Bailamos solos, es por eso que escuchamos música electrónica – Crítica de ‘The Lobster’

En un futuro cercano distópico -o tal vez en el presente de una realidad alternativa-, las personas solteras son llevadas a un hotel, según las leyes de “La Ciudad”, donde se ven obligadas a encontrar un compañero romántico en cuarenta y cinco días. De caso contrario, serán convertidos en animales y liberados en el bosque. Nuestra historia gira alrededor de David (Colin Farrell), un arquitecto recién divorciado que intenta encontrar una pareja en este bizarro sistema.

 The Lobster (animal elegido por nuestro protagonista en caso de fallar en su intento de encontrar el amor) es una película rara, diferente, intrigante. Filmada sólo con €4.000.000, la película está dirigida por el griego Yorgos Lanthimos, que ganó reconocimiento internacional con su película Dogtooth, de 2009, que se llevó el Prix Un Certain Regard en Cannes y fue nominada al Oscar de mejor película extranjera en 2011.

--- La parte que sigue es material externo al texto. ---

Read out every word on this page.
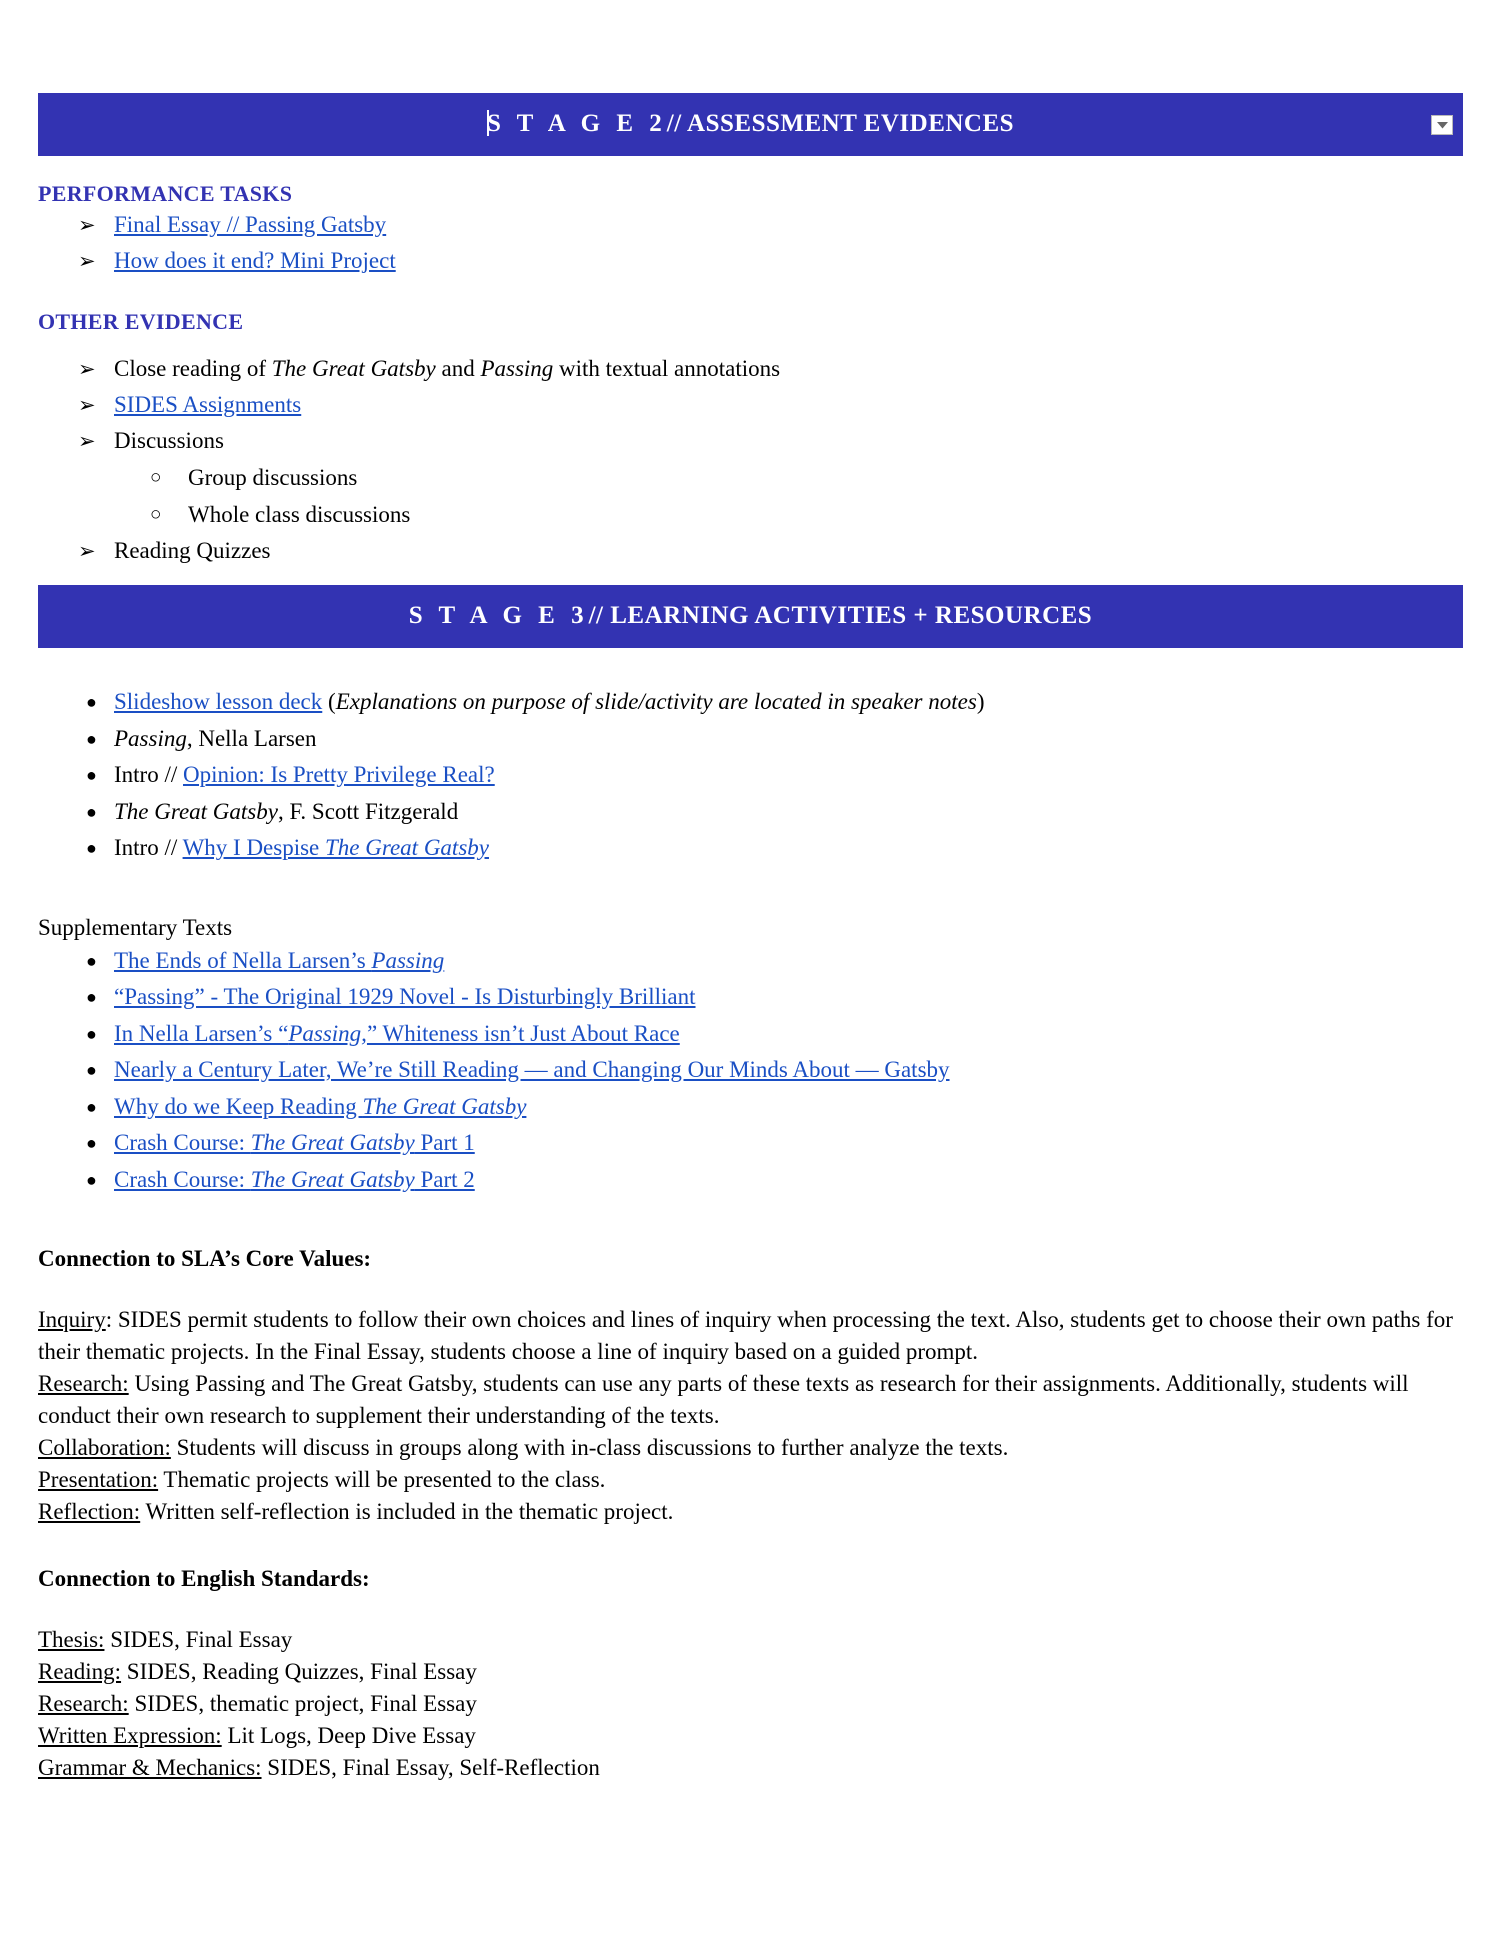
S T A G E 2// ASSESSMENT EVIDENCES
PERFORMANCE TASKS
➢ Final Essay // Passing Gatsby
➢ How does it end? Mini Project
OTHER EVIDENCE
➢ Close reading of The Great Gatsby and Passing with textual annotations
➢ SIDES Assignments
➢ Discussions
○ Group discussions
○ Whole class discussions
➢ Reading Quizzes
S T A G E 3// LEARNING ACTIVITIES + RESOURCES
● Slideshow lesson deck (Explanations on purpose of slide/activity are located in speaker notes)
● Passing, Nella Larsen
● Intro // Opinion: Is Pretty Privilege Real?
● The Great Gatsby, F. Scott Fitzgerald
● Intro // Why I Despise The Great Gatsby
Supplementary Texts
● The Ends of Nella Larsen’s Passing
● “Passing” - The Original 1929 Novel - Is Disturbingly Brilliant
● In Nella Larsen’s “Passing,” Whiteness isn’t Just About Race
● Nearly a Century Later, We’re Still Reading — and Changing Our Minds About — Gatsby
● Why do we Keep Reading The Great Gatsby
● Crash Course: The Great Gatsby Part 1
● Crash Course: The Great Gatsby Part 2
Connection to SLA’s Core Values:

Inquiry: SIDES permit students to follow their own choices and lines of inquiry when processing the text. Also, students get to choose their own paths for their thematic projects. In the Final Essay, students choose a line of inquiry based on a guided prompt.

Research: Using Passing and The Great Gatsby, students can use any parts of these texts as research for their assignments. Additionally, students will conduct their own research to supplement their understanding of the texts.

Collaboration: Students will discuss in groups along with in-class discussions to further analyze the texts.

Presentation: Thematic projects will be presented to the class.

Reflection: Written self-reflection is included in the thematic project.

Connection to English Standards:

Thesis: SIDES, Final Essay

Reading: SIDES, Reading Quizzes, Final Essay

Research: SIDES, thematic project, Final Essay

Written Expression: Lit Logs, Deep Dive Essay

Grammar & Mechanics: SIDES, Final Essay, Self-Reflection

La película es absurda, oscura y algunas veces enfermiza. Es una comedia, un drama, una película de romance y ¿fantasía?. Una combinación rara y equilibrada que recuerda por momentos a las películas de Wes Anderson. El tema central y su crítica al mundo real nos habla de la soledad, de una sociedad en la que sí o sí tenés que vivir en pareja porque estar sólo está mal, es contraproducente, y te puede llevara la muerte. Todos somos piezas de ajedrez y tenemos que jugar ese juego.

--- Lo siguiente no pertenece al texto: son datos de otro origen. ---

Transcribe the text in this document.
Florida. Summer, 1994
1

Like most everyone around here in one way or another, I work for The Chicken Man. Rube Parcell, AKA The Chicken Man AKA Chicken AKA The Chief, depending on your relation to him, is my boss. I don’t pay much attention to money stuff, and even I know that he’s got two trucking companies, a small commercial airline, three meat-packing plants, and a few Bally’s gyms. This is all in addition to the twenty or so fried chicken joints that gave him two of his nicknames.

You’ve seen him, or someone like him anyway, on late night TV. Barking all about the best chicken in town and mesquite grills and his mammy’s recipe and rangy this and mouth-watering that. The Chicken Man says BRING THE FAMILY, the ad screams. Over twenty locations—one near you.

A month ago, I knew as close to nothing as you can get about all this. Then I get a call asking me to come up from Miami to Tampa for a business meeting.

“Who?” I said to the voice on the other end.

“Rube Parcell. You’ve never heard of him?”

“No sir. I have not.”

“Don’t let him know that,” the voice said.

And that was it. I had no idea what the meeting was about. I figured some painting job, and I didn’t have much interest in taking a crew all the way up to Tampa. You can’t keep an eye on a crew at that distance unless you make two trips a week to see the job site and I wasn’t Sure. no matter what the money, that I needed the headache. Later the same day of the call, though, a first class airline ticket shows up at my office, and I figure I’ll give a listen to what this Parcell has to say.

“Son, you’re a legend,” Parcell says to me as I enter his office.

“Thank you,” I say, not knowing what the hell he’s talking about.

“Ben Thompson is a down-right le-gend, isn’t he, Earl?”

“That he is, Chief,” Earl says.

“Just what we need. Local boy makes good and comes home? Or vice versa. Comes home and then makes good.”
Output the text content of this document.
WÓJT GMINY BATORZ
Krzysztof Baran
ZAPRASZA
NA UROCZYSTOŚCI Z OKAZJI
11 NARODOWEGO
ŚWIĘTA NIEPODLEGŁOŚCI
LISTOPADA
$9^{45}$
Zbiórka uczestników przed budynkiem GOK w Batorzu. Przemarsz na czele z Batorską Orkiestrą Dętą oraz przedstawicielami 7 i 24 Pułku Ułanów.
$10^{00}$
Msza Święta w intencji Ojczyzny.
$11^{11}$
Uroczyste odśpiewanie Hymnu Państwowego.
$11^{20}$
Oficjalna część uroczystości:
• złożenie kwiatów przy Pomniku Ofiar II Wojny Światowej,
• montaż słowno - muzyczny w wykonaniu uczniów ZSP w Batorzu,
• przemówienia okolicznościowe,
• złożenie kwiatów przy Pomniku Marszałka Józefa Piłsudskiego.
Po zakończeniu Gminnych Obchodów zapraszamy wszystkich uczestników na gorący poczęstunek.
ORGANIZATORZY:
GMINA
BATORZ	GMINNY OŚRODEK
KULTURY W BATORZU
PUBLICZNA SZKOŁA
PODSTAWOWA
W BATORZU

Lanthimos logró conseguir un elenco de primera línea para esta película con Colin Farrell, Rachel Weisz, Lea Seydoux, y John C. Reilly. Todos en personajes chatos y sin vida que calzan perfectos en esta diégesis, generando una perfecta conjunción con la cinematografía con tonalidades lavadas y con la banda sonora repetitiva y estremecedora.

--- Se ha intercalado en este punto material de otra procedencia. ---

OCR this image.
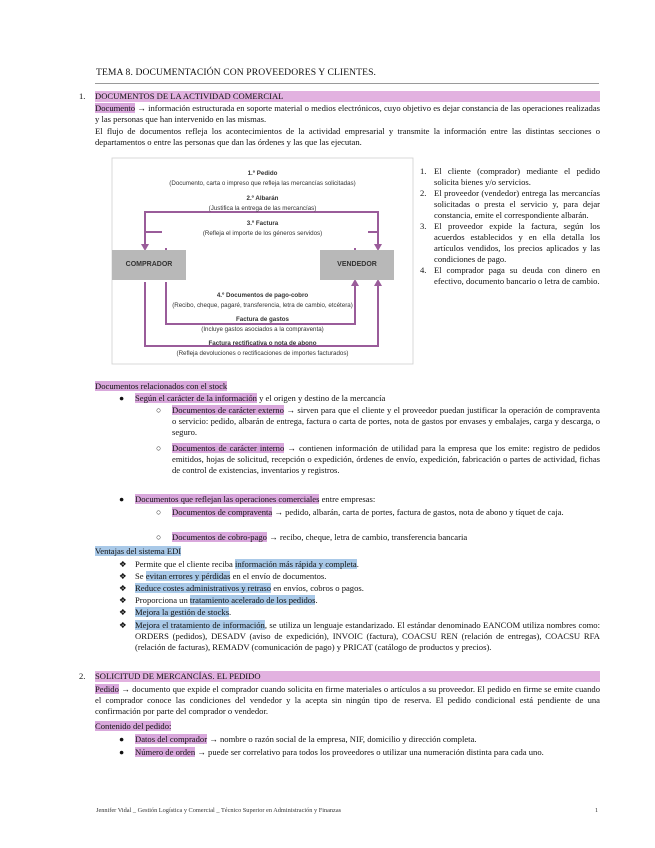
TEMA 8. DOCUMENTACIÓN CON PROVEEDORES Y CLIENTES.
1. DOCUMENTOS DE LA ACTIVIDAD COMERCIAL
Documento → información estructurada en soporte material o medios electrónicos, cuyo objetivo es dejar constancia de las operaciones realizadas y las personas que han intervenido en las mismas.
El flujo de documentos refleja los acontecimientos de la actividad empresarial y transmite la información entre las distintas secciones o departamentos o entre las personas que dan las órdenes y las que las ejecutan.
COMPRADOR	VENDEDOR
1.º Pedido
(Documento, carta o impreso que refleja las mercancías solicitadas)
2.º Albarán
(Justifica la entrega de las mercancías)
3.º Factura
(Refleja el importe de los géneros servidos)
4.º Documentos de pago-cobro
(Recibo, cheque, pagaré, transferencia, letra de cambio, etcétera)
Factura de gastos
(Incluye gastos asociados a la compraventa)
Factura rectificativa o nota de abono
(Refleja devoluciones o rectificaciones de importes facturados)
1. El cliente (comprador) mediante el pedido solicita bienes y/o servicios.
2. El proveedor (vendedor) entrega las mercancías solicitadas o presta el servicio y, para dejar constancia, emite el correspondiente albarán.
3. El proveedor expide la factura, según los acuerdos establecidos y en ella detalla los artículos vendidos, los precios aplicados y las condiciones de pago.
4. El comprador paga su deuda con dinero en efectivo, documento bancario o letra de cambio.
Documentos relacionados con el stock
● Según el carácter de la información y el origen y destino de la mercancía
○ Documentos de carácter externo → sirven para que el cliente y el proveedor puedan justificar la operación de compraventa o servicio: pedido, albarán de entrega, factura o carta de portes, nota de gastos por envases y embalajes, carga y descarga, o seguro.
○ Documentos de carácter interno → contienen información de utilidad para la empresa que los emite: registro de pedidos emitidos, hojas de solicitud, recepción o expedición, órdenes de envío, expedición, fabricación o partes de actividad, fichas de control de existencias, inventarios y registros.
● Documentos que reflejan las operaciones comerciales entre empresas:
○ Documentos de compraventa → pedido, albarán, carta de portes, factura de gastos, nota de abono y tíquet de caja.
○ Documentos de cobro-pago → recibo, cheque, letra de cambio, transferencia bancaria
Ventajas del sistema EDI
❖ Permite que el cliente reciba información más rápida y completa.
❖ Se evitan errores y pérdidas en el envío de documentos.
❖ Reduce costes administrativos y retraso en envíos, cobros o pagos.
❖ Proporciona un tratamiento acelerado de los pedidos.
❖ Mejora la gestión de stocks.
❖ Mejora el tratamiento de información, se utiliza un lenguaje estandarizado. El estándar denominado EANCOM utiliza nombres como: ORDERS (pedidos), DESADV (aviso de expedición), INVOIC (factura), COACSU REN (relación de entregas), COACSU RFA (relación de facturas), REMADV (comunicación de pago) y PRICAT (catálogo de productos y precios).
2. SOLICITUD DE MERCANCÍAS. EL PEDIDO
Pedido → documento que expide el comprador cuando solicita en firme materiales o artículos a su proveedor. El pedido en firme se emite cuando el comprador conoce las condiciones del vendedor y la acepta sin ningún tipo de reserva. El pedido condicional está pendiente de una confirmación por parte del comprador o vendedor.
Contenido del pedido:
● Datos del comprador → nombre o razón social de la empresa, NIF, domicilio y dirección completa.
● Número de orden → puede ser correlativo para todos los proveedores o utilizar una numeración distinta para cada uno.
Jennifer Vidal _ Gestión Logística y Comercial _ Técnico Superior en Administración y Finanzas	1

La película está dividida en dos partes: la primera, donde vemos al personaje de David ingresar al hotel, está narrada por el personaje de Rachel Weisz y tiene un ritmo continuo, atrapante y define las reglas absurdas de este mundo. La segunda, trata del escape de David. Lamentablemente esta parte tiene un ritmo más lento y la historia se diluye perdiendo los elementos más interesantes, decayendo hasta el final.

Puntaje: 8 – Definitivamente no para todo el mundo, Lanthimos logra una obra única y rara, con una fuerte crítica social.